# Encouraging a bun to start using a ramp



## indianavex (Apr 29, 2013)

Hey all! I have not so much a problem, but more a question. I put it in this group because it's about her behavior rather than the cage itself.

My bun Cassie is in a two level wooden hutch, but won't use the upper level. Like, at all. She might stand at the bottom of the ramp, paws on it, looking up, but she won't climb up it. Shy of putting her up there and gently shoving her down the ramp, I'm not sure how to encourage her to utilize the entirety of her cage. Maybe it's not a real issue, but I wanted to ask if anyone else has had this with their rabbits and how they dealt with it?

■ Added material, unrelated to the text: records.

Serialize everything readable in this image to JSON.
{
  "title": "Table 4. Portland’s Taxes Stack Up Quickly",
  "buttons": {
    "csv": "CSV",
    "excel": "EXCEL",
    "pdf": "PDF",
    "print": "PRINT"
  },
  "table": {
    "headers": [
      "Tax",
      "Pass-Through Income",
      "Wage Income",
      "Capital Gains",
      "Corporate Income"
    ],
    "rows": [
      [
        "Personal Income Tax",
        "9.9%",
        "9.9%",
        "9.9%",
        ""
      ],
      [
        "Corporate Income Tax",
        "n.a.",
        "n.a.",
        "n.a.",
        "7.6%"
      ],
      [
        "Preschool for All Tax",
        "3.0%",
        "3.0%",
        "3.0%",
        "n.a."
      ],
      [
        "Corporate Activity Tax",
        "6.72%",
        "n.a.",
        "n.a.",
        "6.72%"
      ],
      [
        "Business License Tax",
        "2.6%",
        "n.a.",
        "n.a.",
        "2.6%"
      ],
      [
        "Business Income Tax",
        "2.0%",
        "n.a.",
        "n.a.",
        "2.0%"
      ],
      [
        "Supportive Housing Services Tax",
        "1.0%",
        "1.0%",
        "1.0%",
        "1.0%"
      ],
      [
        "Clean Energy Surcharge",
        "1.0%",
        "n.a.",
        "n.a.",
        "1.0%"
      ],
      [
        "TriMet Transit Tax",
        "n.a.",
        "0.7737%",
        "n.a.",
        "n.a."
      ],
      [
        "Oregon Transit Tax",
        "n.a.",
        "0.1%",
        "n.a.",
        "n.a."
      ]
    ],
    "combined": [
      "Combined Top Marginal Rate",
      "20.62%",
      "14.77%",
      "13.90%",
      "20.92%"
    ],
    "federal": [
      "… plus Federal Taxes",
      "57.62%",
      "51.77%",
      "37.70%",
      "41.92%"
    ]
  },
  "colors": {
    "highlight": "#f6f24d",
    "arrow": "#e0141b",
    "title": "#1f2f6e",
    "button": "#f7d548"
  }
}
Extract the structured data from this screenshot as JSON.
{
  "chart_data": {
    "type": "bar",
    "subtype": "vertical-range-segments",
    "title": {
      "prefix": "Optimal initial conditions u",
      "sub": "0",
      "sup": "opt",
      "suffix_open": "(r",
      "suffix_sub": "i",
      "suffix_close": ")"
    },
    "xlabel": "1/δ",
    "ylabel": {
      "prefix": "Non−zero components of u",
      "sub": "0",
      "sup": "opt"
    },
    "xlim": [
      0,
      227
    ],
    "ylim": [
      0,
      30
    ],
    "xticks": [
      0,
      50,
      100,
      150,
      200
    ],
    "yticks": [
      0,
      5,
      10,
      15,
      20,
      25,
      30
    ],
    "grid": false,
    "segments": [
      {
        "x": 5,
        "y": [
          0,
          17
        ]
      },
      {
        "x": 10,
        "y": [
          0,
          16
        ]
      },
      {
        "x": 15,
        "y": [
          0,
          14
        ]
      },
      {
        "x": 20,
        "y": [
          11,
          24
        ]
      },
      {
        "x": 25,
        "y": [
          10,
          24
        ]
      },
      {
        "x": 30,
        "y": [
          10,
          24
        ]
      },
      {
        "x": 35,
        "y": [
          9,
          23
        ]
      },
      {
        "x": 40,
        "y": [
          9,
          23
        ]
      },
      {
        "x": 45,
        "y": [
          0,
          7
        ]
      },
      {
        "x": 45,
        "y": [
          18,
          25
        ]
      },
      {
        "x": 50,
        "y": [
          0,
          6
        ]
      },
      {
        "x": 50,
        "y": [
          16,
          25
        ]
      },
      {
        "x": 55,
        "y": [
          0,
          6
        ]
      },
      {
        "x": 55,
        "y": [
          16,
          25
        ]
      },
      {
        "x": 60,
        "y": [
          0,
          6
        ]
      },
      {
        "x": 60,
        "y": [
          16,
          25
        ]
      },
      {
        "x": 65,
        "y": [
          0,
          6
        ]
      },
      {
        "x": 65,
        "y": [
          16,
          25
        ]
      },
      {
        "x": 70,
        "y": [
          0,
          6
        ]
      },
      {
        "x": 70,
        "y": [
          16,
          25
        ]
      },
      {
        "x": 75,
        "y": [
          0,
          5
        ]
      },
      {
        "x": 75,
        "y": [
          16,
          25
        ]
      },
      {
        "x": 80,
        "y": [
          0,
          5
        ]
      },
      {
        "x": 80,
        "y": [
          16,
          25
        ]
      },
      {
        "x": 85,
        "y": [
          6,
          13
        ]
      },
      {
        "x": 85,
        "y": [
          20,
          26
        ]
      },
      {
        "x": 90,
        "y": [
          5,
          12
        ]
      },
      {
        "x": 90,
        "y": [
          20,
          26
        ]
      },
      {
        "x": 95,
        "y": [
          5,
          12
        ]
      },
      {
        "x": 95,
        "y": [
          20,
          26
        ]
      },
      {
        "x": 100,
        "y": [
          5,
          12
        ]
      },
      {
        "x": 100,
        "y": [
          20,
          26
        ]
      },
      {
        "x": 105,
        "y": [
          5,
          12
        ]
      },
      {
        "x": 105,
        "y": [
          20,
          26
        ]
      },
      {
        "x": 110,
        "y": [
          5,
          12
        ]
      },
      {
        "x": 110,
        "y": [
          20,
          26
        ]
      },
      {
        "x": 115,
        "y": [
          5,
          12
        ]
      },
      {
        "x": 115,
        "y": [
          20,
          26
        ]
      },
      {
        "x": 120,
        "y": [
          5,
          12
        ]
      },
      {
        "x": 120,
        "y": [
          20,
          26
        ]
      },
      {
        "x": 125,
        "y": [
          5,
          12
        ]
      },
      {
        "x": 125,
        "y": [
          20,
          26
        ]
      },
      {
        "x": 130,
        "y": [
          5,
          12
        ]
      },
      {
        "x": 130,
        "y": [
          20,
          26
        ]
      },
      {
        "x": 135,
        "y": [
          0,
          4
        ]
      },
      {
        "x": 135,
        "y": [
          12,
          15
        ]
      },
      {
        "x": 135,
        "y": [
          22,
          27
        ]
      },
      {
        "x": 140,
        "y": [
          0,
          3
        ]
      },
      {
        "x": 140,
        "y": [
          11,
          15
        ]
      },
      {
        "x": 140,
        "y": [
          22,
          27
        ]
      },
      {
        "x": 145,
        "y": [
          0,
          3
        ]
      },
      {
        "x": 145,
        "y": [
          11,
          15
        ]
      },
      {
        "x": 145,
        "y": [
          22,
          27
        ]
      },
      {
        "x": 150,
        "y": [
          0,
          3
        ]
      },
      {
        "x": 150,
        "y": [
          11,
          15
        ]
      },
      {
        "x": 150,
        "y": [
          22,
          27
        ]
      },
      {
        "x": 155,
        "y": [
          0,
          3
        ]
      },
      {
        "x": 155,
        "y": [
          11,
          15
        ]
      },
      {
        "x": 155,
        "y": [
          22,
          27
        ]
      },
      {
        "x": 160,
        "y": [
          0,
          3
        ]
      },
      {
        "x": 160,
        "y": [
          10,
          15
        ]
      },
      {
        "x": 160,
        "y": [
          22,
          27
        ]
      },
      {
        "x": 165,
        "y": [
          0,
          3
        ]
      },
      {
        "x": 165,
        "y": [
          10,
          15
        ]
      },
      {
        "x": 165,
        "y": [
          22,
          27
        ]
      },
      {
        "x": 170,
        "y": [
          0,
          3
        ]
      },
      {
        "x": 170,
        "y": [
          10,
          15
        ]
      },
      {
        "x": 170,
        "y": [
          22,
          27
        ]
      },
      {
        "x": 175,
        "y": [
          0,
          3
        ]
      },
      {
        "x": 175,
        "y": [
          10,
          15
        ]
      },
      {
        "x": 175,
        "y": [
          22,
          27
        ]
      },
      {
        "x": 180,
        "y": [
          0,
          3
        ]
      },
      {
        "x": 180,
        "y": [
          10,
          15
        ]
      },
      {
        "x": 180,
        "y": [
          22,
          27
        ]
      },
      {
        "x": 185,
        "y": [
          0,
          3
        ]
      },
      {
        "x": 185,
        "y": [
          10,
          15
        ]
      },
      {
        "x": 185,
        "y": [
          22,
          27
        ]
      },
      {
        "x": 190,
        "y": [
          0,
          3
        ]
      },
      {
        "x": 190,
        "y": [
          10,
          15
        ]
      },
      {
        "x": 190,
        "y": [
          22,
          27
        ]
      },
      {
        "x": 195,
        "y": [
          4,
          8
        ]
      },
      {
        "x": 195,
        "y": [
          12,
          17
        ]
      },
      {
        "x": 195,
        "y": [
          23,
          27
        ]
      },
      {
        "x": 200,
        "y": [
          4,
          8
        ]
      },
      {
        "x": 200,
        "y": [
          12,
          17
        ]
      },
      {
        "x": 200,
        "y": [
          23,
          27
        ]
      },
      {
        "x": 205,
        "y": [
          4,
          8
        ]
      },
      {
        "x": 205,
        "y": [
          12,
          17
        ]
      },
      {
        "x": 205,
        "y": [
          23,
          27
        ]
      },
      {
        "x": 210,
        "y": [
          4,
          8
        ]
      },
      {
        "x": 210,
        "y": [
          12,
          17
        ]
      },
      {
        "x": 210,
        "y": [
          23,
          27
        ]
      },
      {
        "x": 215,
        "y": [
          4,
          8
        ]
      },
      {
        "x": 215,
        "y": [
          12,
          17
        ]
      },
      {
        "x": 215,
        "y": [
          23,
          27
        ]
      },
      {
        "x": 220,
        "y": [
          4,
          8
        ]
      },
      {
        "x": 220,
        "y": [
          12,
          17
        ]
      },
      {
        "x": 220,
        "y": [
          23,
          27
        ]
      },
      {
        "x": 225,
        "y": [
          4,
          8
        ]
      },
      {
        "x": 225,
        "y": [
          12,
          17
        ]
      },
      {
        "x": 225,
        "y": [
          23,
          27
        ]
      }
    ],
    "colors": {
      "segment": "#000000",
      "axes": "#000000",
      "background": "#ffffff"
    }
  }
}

For background, she was a breeding doe and spent her whole life in a small-ish single level cage in a barn. This is her first two level. She's not a terribly adventurous rabbit and given the option to roam out of her cage, she usually stays inside anyway. If taken out, she hops back in. I can leave her unsupervised with the door open any time, any day, because she just doesn't come out.


----------



## Nancy McClelland (Apr 29, 2013)

Maybe leave a trail of treats to entice her up and down. They are such habitual creatures that it's hard to introduce new things with an older bunny, especially a timid one.


----------



## Azerane (Apr 30, 2013)

Is it possible to remove the ramp? Reason I ask is that maybe she is uncomfortable with the ramp but might use a step better, jumping onto the step then up into the next level. Otherwise, perhaps the open-ness of the side of the ramp might be keeping her off because if it's narrow she might be worried about falling. You could try leaving something she really likes to eat near the top of the ramp like some yummy greens. Otherwise, maybe try putting some of messy litter up there to help spread her smell to the top level which might help make her more comfortable about going up there. If it's a fear of the narrow ramp, you might need to try and add something to the side of it so that she feels safer about not falling off.

Hope that helps


----------